U.S. Army base childcare center again tenders for biometric surveillance system
The U.S. Army is going ahead with research into the impact of facial recognition surveillance on children in a Fort Jackson, South Carolina, child development center.
A solicitation for the project was originally published (and reported on) in November 2020 with a 5 December 2020 closing date. The new request for tenders appears to be largely similar, but was posted on 27 August, closing on 25 September 2021.

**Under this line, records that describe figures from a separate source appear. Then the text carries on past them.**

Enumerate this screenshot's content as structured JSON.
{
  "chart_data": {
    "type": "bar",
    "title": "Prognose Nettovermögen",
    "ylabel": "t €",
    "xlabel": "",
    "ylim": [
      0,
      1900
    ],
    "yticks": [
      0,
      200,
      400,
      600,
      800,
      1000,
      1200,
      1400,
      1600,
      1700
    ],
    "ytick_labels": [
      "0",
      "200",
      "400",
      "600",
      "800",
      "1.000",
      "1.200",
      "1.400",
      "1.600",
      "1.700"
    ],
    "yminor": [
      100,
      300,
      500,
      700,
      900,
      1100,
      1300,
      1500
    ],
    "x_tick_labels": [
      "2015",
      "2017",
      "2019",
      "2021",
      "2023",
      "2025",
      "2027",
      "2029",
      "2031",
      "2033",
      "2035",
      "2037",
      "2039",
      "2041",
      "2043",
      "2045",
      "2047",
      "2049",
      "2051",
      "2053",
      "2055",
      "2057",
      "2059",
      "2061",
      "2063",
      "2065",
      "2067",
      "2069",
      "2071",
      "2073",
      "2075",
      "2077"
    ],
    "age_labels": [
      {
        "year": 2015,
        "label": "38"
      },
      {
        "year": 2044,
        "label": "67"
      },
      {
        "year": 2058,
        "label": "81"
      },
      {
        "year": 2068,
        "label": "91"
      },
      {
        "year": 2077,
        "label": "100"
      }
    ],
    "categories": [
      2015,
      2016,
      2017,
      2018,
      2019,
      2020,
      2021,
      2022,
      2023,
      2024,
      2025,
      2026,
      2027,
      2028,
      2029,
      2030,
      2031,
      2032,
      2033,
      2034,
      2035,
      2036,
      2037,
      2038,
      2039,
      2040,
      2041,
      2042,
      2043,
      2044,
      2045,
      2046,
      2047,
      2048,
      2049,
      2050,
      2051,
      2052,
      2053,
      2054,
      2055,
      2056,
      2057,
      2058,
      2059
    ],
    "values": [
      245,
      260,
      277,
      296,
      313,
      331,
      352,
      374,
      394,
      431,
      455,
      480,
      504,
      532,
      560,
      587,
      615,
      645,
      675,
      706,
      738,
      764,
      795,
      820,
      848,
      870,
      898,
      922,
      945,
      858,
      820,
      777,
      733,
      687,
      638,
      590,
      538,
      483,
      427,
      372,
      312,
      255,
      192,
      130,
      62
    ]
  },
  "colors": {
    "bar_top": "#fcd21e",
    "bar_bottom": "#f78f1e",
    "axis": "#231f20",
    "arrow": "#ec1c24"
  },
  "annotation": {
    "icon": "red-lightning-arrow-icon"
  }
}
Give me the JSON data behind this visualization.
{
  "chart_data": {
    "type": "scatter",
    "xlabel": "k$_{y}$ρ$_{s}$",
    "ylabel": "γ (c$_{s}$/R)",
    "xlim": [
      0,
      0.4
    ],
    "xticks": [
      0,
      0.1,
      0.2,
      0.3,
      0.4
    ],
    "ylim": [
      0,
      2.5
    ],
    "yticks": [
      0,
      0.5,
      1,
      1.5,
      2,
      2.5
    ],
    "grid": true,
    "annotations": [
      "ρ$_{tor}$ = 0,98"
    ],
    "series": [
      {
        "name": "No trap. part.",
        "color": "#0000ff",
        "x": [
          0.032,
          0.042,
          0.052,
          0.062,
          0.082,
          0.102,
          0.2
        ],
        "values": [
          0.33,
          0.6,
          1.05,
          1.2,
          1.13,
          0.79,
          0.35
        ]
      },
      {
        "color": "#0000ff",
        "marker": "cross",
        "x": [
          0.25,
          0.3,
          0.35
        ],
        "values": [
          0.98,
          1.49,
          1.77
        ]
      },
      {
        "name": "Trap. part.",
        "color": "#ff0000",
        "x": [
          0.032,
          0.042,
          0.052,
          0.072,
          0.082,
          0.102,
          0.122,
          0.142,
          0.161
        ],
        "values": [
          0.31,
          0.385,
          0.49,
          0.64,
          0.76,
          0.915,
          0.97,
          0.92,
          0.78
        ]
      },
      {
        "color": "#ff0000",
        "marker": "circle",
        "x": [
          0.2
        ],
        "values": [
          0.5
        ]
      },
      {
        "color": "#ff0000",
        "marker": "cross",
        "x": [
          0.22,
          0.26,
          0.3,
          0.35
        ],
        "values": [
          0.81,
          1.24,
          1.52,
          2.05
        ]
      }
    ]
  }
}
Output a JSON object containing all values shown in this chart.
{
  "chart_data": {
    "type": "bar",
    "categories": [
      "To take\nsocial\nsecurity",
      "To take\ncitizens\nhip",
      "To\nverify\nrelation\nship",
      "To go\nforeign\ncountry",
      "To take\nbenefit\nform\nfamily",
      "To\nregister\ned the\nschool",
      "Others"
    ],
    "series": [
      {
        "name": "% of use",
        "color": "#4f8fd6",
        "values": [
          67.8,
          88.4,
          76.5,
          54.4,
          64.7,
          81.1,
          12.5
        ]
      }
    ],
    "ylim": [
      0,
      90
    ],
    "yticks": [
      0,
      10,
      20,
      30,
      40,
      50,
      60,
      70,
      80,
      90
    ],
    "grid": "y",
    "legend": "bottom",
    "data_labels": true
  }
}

The one-year solicitation contract states how the center has been tasked “to demonstrate success or failure for implementing commercially available video analytics and other artificial intelligence approaches to existing camera systems in Fort Jackson, SC child development center (CDC) to evaluate the effectiveness of new approaches for monitoring the health and well-being of children in the CDC.”
Fort Jackson’s Scales Avenue Center, which has CCTV, and is monitored by staff, would be fitted with a face biometrics system in the expectation that it will “improve service member and family quality of life, reduce base costs, and enhance mission readiness,” according to the request.
A successful bidder would have to demonstrate the capabilities of their system and assess the business case for continuing the AI monitoring.
A good deal of attention will be paid to this project, assuming it is assigned, in the U.S. and abroad.
AI bias is a well-worn argument against deploying indiscriminate algorithmic surveillance. Others wary of the technology in schools see an uncomfortable expansion of a technology deployed in federal prisons.
Another side sees facial recognition in schools as a way to reduce student violence, abuse of students and staff and campus mass killings. It can also obviate the need for physical identification for access to facilities and information.